They get multilingual alignments from dictionaries, then train a Bilstm pos tagger in source language, then automatically tag many tokens in the target language, then manually annotate 1000 tokens in target language, then train a system with combined loss over distant tagging and gold tagging. They add an additional output layer that is learned for the gold annotations.
Multilingual embeddings are useful for creating embeddings for low resource languages for things like transfer learning (e.g., learning a POS tagger in a low-resource language using training data from a high resource language). However, they typically require some small amount of supervision in the form of aligned corpora, seed pairs, or dictionaries. This approach attempts to learn a mapping from a source embedding space into a target embedding space without supervision.
The approach uses two networks a la adversarial training. One network (the generator) is parameterized by a projection matrix that attempts to map source words into the target space. The other network (the discriminator) attempts to discriminate true target embeddings from projected source embeddings. Since adversarial training is known to be unstable (a "research frontier" as the authors say), quite a bit of the paper describes tricks and training methods the authors investigated to get training to converge and understand how to select models.
They evaluate on many pairs, including both similar and dissimilar language pairs, and get very nice results. In summary, better than seed-based approaches with 0-100 seeds, competitive with 100-1000 seeds. Much of what would be traditional discussion is instead devoted to details of training regimen, so unfortunately there is little discussion of why this works.
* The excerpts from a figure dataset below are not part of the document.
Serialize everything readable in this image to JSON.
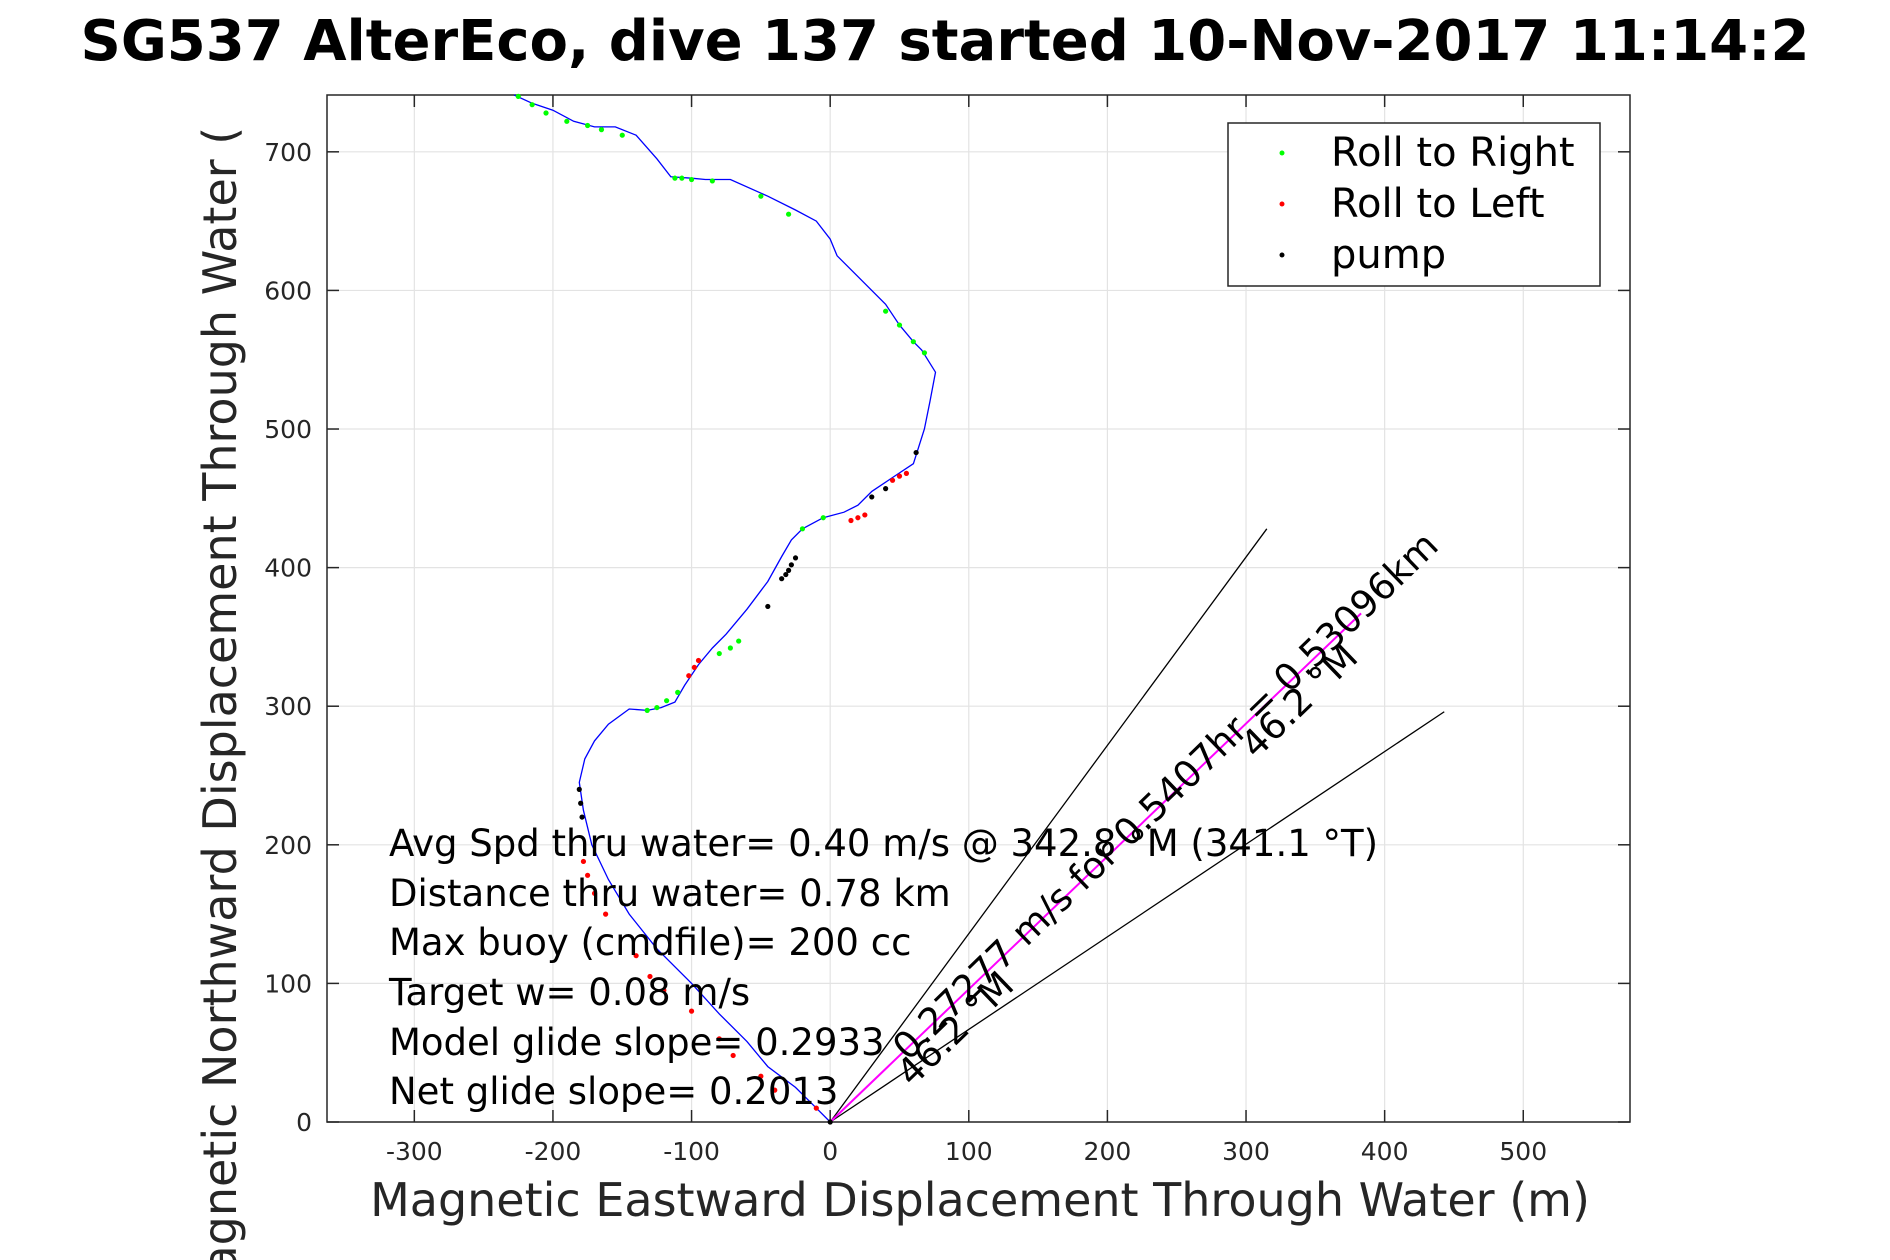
{
  "title": "SG537 AlterEco, dive 137 started 10-Nov-2017 11:14:2",
  "chart_data": {
    "type": "line",
    "title": "SG537 AlterEco, dive 137 started 10-Nov-2017 11:14:2",
    "xlabel": "Magnetic Eastward Displacement Through Water (m)",
    "ylabel": "Magnetic Northward Displacement Through Water (",
    "xlim": [
      -363,
      577
    ],
    "ylim": [
      0,
      741
    ],
    "xticks": [
      -300,
      -200,
      -100,
      0,
      100,
      200,
      300,
      400,
      500
    ],
    "yticks": [
      0,
      100,
      200,
      300,
      400,
      500,
      600,
      700
    ],
    "grid": true,
    "legend_position": "top-right",
    "legend": [
      {
        "name": "Roll to Right",
        "color": "#00ff00"
      },
      {
        "name": "Roll to Left",
        "color": "#ff0000"
      },
      {
        "name": "pump",
        "color": "#000000"
      }
    ],
    "track": {
      "name": "track",
      "color": "#0000ff",
      "x": [
        0,
        -10,
        -25,
        -45,
        -60,
        -80,
        -100,
        -125,
        -145,
        -160,
        -172,
        -178,
        -181,
        -177,
        -170,
        -160,
        -145,
        -132,
        -122,
        -112,
        -105,
        -95,
        -85,
        -75,
        -60,
        -45,
        -35,
        -28,
        -20,
        -5,
        10,
        20,
        30,
        45,
        60,
        68,
        72,
        76,
        66,
        60,
        50,
        40,
        20,
        5,
        0,
        -10,
        -25,
        -45,
        -72,
        -90,
        -100,
        -115,
        -125,
        -140,
        -155,
        -170,
        -185,
        -200,
        -215,
        -228
      ],
      "y": [
        0,
        10,
        25,
        40,
        58,
        78,
        100,
        125,
        150,
        175,
        200,
        225,
        245,
        262,
        275,
        287,
        298,
        297,
        299,
        303,
        315,
        330,
        342,
        352,
        370,
        390,
        408,
        420,
        428,
        436,
        440,
        445,
        455,
        465,
        475,
        500,
        520,
        541,
        557,
        563,
        575,
        590,
        610,
        625,
        637,
        650,
        658,
        668,
        680,
        680,
        681,
        682,
        695,
        712,
        718,
        718,
        722,
        730,
        735,
        741
      ]
    },
    "roll_right": {
      "name": "Roll to Right",
      "color": "#00ff00",
      "x": [
        -5,
        -110,
        -118,
        -125,
        -132,
        -66,
        -72,
        -80,
        -20,
        68,
        60,
        50,
        40,
        -30,
        -50,
        -85,
        -100,
        -107,
        -112,
        -150,
        -165,
        -175,
        -190,
        -205,
        -215,
        -225
      ],
      "y": [
        436,
        310,
        304,
        299,
        297,
        347,
        342,
        338,
        428,
        555,
        563,
        575,
        585,
        655,
        668,
        679,
        680,
        681,
        681,
        712,
        716,
        719,
        722,
        728,
        734,
        740
      ]
    },
    "roll_left": {
      "name": "Roll to Left",
      "color": "#ff0000",
      "x": [
        -95,
        -98,
        -102,
        15,
        20,
        25,
        45,
        50,
        55,
        -178,
        -175,
        -170,
        -162,
        -140,
        -130,
        -120,
        -100,
        -80,
        -70,
        -50,
        -40,
        -10
      ],
      "y": [
        333,
        328,
        322,
        434,
        436,
        438,
        463,
        466,
        468,
        188,
        178,
        165,
        150,
        120,
        105,
        95,
        80,
        60,
        48,
        33,
        23,
        10
      ]
    },
    "pump": {
      "name": "pump",
      "color": "#000000",
      "x": [
        -25,
        -28,
        -30,
        -32,
        -35,
        -45,
        30,
        40,
        62,
        -181,
        -180,
        -179,
        0
      ],
      "y": [
        407,
        402,
        398,
        395,
        392,
        372,
        451,
        457,
        483,
        240,
        230,
        220,
        0
      ]
    },
    "heading_lines": [
      {
        "from": [
          0,
          0
        ],
        "to": [
          315,
          428
        ]
      },
      {
        "from": [
          0,
          0
        ],
        "to": [
          443,
          296
        ]
      }
    ],
    "current_line": {
      "color": "#ff00ff",
      "from": [
        0,
        0
      ],
      "to": [
        383,
        367
      ]
    },
    "annotations": [
      "Avg Spd thru water=  0.40 m/s @ 342.8 °M (341.1 °T)",
      "Distance thru water=  0.78 km",
      "Max buoy (cmdfile)= 200 cc",
      "Target w= 0.08 m/s",
      "Model glide slope= 0.2933",
      "Net glide slope= 0.2013"
    ],
    "rotated_annotations": [
      "0.27277 m/s for 0.5407hr = 0.53096km",
      "46.2 °M",
      "46.2 °M"
    ]
  }
}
Given the difficulty one might encounter attempting to train this, I think it might be a little preliminary to try using this for applications, but continued research in training adversarial networks for NLP and properties of embedding spaces could potentially make this approach reliable enough for real applications.
(Reposting under ACL 2017 version)
Kind of a response/deeper dive into the durret/klein "easy victories" paper. Suggests that a) lexical features they used ("easy victories") are very prone to overfitting. They first show that several state of the art systems that use lexical features, trained on CoNLL data, perform poorly on wikiref, which was annotated using the same guidelines. Meanwhile the stanford sieve system performs about the same on both.
Then they show that a high percentage of gold standard linked headwords in the test set have been seen in the training set, and that a much lower percentage of errors are in the training set, implying that lexical features just allow you to memorize what kinds of things can be linked.
They suggest development of robust features, including using embeddings as lexical features, using lexical representations only for context, and on the evaluation side, using test sets that are different domains than the training set.